Because I want to be able to deploy random python code easily to my own server, I have setup a "Function as a Service" thing, called faasd (think of it as poor people's AWS lambda). More details on how, why and how it turned out will come in the future. BUT: this explains how to fix the unavoidable headache CORS will give you.
The Faasd server runs in some machine, which is proxied by a Nginx server available at https://faasd.ralsina.me
Apps are just HTML pages somewhere inside either https://ralsina.me or some other similar domain.
What will happen?
You will setup your function, test it out using curl, be happy it works, then set it up in your web app and get an error in the console about how CORS is not allowing the request.
What is CORS and why is it annoying me?
CORS is a way for a service living in a certain URL to say which other URLs are allowed to call it. So, if the app are in, say, https://nombres.ralsina.me and the function lives in https://faas.ralsina.me then the ORIGIN for the app is not the same as the ORIGIN for the function, so this is a "Cross Origin Request" and you are trying to do "Cross Origin Resource Sharing" (CORS) and the browser won't let you.
How do I fix it?
There are a number of fixes you can try, but they all come down to the same two basic approaches:
Make it so the request is not cross-source. To do that, move the function somehow into the same URL as the page, and bob's your uncle.
So, just change the proxy config so nombres.ralsina.me/functions is proxied to the faasd server's /functions and change the page to use a request that is not cross-origin, and that's fixed.
I don't want to do this because I don't want to have to setup the proxy differently for each app.

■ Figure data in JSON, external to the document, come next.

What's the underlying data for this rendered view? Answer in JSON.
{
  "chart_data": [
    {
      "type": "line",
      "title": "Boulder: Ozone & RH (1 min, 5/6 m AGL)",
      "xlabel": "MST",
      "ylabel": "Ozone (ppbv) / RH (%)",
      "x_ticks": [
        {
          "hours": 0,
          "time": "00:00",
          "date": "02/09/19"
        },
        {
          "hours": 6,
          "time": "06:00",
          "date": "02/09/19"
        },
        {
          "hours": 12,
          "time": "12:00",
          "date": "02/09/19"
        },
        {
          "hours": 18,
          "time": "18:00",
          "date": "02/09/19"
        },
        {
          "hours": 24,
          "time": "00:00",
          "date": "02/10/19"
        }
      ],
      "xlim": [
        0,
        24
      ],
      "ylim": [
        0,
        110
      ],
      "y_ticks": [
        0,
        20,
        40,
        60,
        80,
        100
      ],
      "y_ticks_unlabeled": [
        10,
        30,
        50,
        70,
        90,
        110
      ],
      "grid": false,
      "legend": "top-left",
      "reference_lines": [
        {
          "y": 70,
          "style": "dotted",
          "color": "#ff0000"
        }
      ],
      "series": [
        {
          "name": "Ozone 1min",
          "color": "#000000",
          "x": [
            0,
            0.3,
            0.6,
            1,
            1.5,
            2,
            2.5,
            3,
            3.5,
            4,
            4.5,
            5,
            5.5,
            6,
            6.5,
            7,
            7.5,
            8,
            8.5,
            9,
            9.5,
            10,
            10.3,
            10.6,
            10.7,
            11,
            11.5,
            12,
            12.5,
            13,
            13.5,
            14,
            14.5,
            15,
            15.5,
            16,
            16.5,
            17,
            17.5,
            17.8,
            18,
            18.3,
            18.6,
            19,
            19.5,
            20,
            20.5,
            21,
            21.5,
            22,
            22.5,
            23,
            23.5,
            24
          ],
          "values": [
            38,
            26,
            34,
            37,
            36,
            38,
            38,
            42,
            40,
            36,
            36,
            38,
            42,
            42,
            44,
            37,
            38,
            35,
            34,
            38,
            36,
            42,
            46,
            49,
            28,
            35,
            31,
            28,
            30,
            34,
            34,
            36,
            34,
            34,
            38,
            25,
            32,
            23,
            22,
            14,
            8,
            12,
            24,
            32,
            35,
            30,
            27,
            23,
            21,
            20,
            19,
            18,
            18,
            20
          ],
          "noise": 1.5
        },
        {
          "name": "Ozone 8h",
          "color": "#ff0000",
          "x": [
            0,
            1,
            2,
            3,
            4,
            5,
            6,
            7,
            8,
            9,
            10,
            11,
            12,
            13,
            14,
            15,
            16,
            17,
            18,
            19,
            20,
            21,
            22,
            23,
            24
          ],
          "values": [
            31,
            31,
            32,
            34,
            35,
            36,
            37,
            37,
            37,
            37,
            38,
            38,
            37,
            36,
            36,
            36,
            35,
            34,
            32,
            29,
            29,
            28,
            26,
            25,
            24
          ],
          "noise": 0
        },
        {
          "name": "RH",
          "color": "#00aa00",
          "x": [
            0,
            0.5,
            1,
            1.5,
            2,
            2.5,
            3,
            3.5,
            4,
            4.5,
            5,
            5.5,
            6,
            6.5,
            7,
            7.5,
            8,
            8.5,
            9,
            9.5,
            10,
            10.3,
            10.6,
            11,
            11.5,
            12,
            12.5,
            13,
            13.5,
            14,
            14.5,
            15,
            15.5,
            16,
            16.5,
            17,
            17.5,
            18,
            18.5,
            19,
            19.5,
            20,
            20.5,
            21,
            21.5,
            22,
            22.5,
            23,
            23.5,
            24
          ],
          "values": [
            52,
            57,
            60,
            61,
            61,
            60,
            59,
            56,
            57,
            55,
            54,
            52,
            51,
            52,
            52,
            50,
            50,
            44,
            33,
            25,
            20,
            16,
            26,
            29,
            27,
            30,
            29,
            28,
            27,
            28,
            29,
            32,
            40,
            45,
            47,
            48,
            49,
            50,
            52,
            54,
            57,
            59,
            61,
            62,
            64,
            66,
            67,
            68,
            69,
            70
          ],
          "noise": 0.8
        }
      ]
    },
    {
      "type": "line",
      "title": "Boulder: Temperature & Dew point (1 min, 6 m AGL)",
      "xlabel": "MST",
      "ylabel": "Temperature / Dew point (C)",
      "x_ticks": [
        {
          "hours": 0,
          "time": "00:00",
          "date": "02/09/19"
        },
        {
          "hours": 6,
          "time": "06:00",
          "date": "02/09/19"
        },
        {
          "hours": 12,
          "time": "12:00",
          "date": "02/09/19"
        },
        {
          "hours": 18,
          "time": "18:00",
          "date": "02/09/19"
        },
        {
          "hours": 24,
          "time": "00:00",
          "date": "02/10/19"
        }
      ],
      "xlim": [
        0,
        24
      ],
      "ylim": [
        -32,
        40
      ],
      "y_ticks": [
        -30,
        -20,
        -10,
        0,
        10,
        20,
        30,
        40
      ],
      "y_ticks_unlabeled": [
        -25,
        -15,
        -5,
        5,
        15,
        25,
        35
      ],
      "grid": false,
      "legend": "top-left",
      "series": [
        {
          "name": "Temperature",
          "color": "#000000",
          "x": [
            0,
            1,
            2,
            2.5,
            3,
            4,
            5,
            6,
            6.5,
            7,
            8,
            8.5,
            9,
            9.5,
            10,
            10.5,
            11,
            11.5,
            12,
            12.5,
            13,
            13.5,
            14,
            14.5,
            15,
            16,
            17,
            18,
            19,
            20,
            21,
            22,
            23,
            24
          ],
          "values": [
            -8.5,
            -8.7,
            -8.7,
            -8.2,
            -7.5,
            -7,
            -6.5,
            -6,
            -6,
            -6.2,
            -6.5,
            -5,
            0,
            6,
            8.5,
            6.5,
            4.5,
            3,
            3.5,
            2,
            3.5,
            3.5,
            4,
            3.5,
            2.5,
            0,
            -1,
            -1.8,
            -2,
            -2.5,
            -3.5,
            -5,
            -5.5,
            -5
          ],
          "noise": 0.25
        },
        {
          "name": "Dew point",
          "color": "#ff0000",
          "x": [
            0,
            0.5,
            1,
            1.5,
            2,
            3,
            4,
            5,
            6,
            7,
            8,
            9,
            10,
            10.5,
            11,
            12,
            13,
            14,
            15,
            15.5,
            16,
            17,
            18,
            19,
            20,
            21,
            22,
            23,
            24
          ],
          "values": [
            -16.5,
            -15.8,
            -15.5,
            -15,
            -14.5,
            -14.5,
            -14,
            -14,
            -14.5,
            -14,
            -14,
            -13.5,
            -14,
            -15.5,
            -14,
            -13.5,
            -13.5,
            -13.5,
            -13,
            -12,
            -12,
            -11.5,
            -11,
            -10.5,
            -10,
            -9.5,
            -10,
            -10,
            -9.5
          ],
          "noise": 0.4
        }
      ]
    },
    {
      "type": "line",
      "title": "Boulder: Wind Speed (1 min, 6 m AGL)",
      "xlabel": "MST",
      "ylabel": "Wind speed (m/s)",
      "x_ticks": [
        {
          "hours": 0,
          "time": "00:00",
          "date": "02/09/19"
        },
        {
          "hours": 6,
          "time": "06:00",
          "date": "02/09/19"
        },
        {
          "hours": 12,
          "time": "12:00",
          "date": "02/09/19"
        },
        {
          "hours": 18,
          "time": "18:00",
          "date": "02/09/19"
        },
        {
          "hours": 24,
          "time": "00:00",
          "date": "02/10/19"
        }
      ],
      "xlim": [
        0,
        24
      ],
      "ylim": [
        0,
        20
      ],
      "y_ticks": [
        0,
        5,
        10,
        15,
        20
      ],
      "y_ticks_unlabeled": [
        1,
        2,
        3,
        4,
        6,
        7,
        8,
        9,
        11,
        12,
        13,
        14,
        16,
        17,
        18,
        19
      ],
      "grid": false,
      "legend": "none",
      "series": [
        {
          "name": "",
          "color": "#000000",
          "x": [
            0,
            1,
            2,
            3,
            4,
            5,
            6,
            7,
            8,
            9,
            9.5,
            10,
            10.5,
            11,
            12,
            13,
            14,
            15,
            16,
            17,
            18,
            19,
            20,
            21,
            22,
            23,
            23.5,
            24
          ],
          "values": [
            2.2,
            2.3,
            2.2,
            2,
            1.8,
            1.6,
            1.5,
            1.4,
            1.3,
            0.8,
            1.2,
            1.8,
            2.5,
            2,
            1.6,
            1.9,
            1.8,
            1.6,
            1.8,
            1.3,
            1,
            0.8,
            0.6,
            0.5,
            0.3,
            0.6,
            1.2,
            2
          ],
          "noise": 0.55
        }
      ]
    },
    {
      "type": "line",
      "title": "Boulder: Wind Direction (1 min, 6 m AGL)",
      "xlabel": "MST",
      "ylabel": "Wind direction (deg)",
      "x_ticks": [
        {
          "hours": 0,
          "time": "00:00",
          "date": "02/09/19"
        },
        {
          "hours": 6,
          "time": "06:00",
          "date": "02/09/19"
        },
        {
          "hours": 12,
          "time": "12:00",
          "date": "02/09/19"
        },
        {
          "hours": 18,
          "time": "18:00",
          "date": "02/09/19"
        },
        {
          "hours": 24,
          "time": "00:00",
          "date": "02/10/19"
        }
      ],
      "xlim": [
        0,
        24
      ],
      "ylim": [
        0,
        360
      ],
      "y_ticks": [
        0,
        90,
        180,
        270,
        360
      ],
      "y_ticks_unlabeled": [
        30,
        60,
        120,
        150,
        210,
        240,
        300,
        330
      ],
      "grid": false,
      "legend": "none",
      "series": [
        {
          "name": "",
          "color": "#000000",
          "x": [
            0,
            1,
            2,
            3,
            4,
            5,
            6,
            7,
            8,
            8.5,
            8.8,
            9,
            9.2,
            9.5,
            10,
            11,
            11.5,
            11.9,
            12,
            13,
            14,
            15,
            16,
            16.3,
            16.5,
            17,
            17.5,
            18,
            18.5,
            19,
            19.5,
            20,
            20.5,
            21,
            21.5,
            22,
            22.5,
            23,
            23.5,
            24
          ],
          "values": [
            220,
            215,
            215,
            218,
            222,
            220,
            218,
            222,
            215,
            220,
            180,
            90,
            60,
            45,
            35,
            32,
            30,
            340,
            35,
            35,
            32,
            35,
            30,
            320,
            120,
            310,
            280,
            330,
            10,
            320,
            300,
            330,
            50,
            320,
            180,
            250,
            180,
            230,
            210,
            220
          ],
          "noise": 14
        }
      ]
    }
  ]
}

Have the function return a header that says "Access-Control-Allow-Origin: something". That "something" should be the origin of the request (in our example nombres.ralsina.me) or "*" to say "I don't care".
So, you may say "Fine, I'll just add that header in my response and it will work!". Oh sweet summer child. That will NOT work (at least not in the case of Faasd)
Because web browsers don't just make the request they want and then look at the headers. They do a special preflight request, which is something like "Hey, server, if I were to ask you to give me /functions/whatever from this origin, would you give me a CORS permission or not?"
That request is done using the OPTIONS HTTP method, and Faasd (and, to be honest, most web frameworks) will not process those by passing them to your code.
So, even if your function says CORS is allowed, you still will get CORS errors.
You can see this if you examine your browser's HTTP traffic using the developer tools. There will be an OPTIONS preflight request, and that one doesn't have the header.
So, the easiest thing is to add those in the proxy.
So, in my case, in the proxy's nginx.conf, I had to add this in "the right place":
add_header 'Access-Control-Allow-Origin' '*';
What is the right place will vary depending on how you have configured things. But hey, there you go.